The law includes work that the zoning committee has accomplished over the years, said Peter Manning, the town’s consultant who has advised that body on its work since 2015.

The law was also part of an ongoing process. While the town brought the law to a public hearing on April 12, the town board did not vote on it in the meeting that followed; the zoning committee was to take the public’s comments into consideration for future revisions.

Public comment at the hearing centered around parking and the environment.

Brendan Weiden took issue with clauses of the zoning changes that expanded the area of the town’s downtown business district, a zoning district that allows for the most intensive development, and that provided for waivers of the requirement that businesses have sufficient on-site parking for their customers. Those changes would increase demand for parking in the town before the town took any steps to increase parking supply, said Weiden, and he recommended that the town undertake a parking study and activate its stagnant parking committee.

Star Hesse agreed. “It appears that local law number one… is a flawed document, and certainly has many areas of extensive concern about parking and zoning issues that have not been addressed.”

In the meeting that followed the public hearing, the town board scheduled the first meeting of its parking committee for later in the month.

Several participants also raised concerns that the law did not do enough to protect the town’s natural environment.

Speaking on behalf of the Upper Delaware Council (UDC), resource specialist Kerry Engelhardt expressed a concern that the proposed zoning map included only two out of four pre-existing overlay districts, omitting the Upper Delaware River and the wellhead overlay districts. Without the first of these districts, Engelhardt was concerned that projects would believe themselves to be in compliance without understanding they also needed to meet the UDC’s River Management Plan.

Longtime UDC representative Susan Sullivan expressed admiration for the zoning law’s tightening of its steep-slope requirements, but said that its approach to logging should be tightened up further. Development and logging on steep slopes heightens chances of soil erosion if not properly managed.

Sullivan noted as well that “commercial” had been included as a principal permitted use in multiple districts, including the scenic river district. “The commercial in that district is not the intent of the River Management Plan, and by putting it there, you put yourself in direct opposition to the outstanding remarkable values [of the river] which the [National] Park Service is dedicated to preserving.”
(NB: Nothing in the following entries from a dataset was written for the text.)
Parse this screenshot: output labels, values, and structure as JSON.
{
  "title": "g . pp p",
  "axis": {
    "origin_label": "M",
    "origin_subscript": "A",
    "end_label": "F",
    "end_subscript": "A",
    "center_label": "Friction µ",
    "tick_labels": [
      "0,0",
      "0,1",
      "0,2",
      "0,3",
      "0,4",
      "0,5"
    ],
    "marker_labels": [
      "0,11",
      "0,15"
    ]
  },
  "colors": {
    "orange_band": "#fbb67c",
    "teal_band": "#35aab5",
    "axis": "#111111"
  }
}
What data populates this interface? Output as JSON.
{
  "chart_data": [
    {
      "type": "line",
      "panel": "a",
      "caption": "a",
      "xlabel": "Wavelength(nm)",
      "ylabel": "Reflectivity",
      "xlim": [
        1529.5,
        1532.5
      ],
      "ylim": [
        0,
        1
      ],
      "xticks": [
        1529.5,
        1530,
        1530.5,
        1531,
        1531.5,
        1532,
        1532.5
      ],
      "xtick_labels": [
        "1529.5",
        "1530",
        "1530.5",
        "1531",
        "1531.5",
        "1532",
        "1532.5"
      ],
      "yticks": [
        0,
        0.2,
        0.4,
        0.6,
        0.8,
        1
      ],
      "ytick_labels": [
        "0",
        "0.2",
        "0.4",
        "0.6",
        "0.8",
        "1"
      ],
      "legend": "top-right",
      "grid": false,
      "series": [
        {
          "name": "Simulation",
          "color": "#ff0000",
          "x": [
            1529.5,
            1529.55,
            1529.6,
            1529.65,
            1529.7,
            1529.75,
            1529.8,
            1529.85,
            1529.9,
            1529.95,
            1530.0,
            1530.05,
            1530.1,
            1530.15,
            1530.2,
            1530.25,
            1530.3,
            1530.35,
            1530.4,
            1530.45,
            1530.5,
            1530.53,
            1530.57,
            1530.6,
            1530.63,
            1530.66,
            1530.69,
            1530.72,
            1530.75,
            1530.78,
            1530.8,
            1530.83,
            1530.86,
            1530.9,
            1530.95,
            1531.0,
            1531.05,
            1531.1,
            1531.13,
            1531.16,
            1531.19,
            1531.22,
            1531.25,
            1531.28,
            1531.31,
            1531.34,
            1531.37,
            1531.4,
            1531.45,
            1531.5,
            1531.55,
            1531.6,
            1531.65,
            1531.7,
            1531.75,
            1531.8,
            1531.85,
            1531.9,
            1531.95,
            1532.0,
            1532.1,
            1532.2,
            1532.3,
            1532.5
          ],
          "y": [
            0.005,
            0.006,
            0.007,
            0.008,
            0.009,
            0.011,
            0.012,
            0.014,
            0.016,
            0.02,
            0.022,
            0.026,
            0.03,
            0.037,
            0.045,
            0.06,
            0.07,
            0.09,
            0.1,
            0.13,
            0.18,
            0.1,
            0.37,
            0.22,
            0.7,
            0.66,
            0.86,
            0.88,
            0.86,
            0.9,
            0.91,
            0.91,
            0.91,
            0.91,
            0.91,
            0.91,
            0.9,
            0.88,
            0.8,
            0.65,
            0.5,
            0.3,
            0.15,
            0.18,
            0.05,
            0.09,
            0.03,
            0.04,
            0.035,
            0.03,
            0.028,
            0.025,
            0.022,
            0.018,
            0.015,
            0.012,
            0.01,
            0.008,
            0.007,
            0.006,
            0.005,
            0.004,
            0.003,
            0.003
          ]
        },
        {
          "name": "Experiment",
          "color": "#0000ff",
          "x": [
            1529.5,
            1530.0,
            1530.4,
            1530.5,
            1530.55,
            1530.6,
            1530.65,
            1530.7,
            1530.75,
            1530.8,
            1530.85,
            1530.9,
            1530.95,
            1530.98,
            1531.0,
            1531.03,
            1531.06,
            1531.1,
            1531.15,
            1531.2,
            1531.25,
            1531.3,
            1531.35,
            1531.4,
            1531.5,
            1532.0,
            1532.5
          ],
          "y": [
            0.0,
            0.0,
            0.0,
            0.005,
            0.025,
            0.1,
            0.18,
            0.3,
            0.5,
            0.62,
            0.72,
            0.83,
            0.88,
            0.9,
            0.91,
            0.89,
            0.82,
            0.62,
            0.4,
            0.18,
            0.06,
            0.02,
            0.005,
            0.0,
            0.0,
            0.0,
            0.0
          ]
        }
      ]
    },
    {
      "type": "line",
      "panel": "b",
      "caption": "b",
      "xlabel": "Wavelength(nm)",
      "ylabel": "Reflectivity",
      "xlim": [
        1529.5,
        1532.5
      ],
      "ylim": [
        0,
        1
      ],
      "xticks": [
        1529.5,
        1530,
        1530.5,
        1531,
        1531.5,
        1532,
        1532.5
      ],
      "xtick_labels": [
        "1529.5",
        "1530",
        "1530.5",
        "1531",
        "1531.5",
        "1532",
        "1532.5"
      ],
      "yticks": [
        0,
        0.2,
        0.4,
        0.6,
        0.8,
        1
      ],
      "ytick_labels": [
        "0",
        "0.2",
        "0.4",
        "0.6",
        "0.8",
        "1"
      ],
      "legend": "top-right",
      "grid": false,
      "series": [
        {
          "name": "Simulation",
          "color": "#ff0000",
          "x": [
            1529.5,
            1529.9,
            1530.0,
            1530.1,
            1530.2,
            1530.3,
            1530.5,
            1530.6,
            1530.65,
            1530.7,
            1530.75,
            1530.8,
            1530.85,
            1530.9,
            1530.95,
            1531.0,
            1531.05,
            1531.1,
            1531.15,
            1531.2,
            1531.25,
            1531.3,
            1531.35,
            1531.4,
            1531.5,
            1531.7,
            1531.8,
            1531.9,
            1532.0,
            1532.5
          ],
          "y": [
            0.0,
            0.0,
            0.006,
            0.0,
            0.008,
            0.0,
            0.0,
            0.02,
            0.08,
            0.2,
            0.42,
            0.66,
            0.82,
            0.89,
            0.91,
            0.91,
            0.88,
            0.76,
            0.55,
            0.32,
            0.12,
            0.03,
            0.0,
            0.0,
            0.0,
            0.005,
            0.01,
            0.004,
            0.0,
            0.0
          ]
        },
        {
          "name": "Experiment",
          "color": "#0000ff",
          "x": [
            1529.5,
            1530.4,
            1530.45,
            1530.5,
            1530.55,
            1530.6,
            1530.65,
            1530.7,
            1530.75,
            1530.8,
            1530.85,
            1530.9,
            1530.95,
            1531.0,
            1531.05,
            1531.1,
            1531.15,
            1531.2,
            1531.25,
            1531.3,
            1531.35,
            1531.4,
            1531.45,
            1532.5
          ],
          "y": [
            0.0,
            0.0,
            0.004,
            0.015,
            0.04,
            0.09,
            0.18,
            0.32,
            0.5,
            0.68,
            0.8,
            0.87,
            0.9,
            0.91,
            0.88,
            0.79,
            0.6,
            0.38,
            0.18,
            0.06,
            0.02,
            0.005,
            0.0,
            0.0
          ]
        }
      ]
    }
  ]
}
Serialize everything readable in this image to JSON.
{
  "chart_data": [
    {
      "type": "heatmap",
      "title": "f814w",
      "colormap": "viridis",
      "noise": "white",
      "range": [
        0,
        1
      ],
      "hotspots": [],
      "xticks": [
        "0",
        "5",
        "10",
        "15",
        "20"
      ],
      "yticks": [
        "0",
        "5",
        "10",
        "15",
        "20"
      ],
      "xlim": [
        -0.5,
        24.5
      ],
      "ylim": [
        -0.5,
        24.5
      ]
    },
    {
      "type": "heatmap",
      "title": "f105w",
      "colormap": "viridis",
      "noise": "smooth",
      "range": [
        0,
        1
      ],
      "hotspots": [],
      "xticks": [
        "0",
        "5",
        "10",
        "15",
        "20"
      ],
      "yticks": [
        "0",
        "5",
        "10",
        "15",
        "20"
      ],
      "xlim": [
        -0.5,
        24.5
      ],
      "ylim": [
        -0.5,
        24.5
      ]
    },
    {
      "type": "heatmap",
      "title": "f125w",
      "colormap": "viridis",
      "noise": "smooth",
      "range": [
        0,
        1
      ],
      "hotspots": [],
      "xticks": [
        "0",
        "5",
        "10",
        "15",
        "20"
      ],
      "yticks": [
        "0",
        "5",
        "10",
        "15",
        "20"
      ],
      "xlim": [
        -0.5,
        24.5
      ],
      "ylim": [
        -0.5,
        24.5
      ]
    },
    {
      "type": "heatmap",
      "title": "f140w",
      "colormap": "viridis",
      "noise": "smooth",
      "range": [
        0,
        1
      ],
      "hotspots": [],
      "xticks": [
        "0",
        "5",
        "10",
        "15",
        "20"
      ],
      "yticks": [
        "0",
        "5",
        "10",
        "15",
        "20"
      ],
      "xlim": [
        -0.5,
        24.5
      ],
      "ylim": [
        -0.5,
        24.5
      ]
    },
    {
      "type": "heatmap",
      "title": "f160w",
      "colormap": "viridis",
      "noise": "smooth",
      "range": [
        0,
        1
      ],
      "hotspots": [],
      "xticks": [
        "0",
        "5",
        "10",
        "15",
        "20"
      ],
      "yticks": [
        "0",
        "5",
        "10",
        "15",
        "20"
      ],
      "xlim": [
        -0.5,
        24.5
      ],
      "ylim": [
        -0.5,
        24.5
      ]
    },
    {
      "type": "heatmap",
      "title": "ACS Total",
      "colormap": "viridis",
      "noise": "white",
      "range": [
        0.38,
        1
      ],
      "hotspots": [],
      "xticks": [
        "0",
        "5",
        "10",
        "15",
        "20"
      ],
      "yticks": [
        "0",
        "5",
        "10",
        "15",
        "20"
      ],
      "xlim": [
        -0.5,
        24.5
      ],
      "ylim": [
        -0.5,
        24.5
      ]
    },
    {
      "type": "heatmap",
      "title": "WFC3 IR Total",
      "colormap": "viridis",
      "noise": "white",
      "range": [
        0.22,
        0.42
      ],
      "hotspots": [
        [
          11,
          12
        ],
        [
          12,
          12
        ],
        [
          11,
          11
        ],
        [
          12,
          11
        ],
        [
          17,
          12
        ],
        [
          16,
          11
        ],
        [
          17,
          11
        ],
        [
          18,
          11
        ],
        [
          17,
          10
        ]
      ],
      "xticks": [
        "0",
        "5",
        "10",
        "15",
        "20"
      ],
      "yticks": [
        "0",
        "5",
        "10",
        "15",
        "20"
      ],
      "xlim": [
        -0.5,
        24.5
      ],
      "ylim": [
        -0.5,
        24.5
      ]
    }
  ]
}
At the close of the meeting, Jane Luchsinger, chair of the zoning committee and town board member, expressed her appreciation for the turnout at the public hearing. “This is government process at its best.”

Little Lake Erie

At the town board meeting that followed the public hearing, board members discussed an ongoing project to replace a deteriorating culvert on Tusten’s Little Lake Erie, at the intersection of lower Main St. and Erie Ave.

The project went out for bid some months earlier, and one bid was received. That bid came in at 210 percent of the town’s estimate for the project.

Board members discussed a number of potential reasons for the overbid, including the bid being sent out late in the year, the contractor not being as familiar with that type of work, and the town’s remote location. The board agreed to put the project back out to bid later in the year.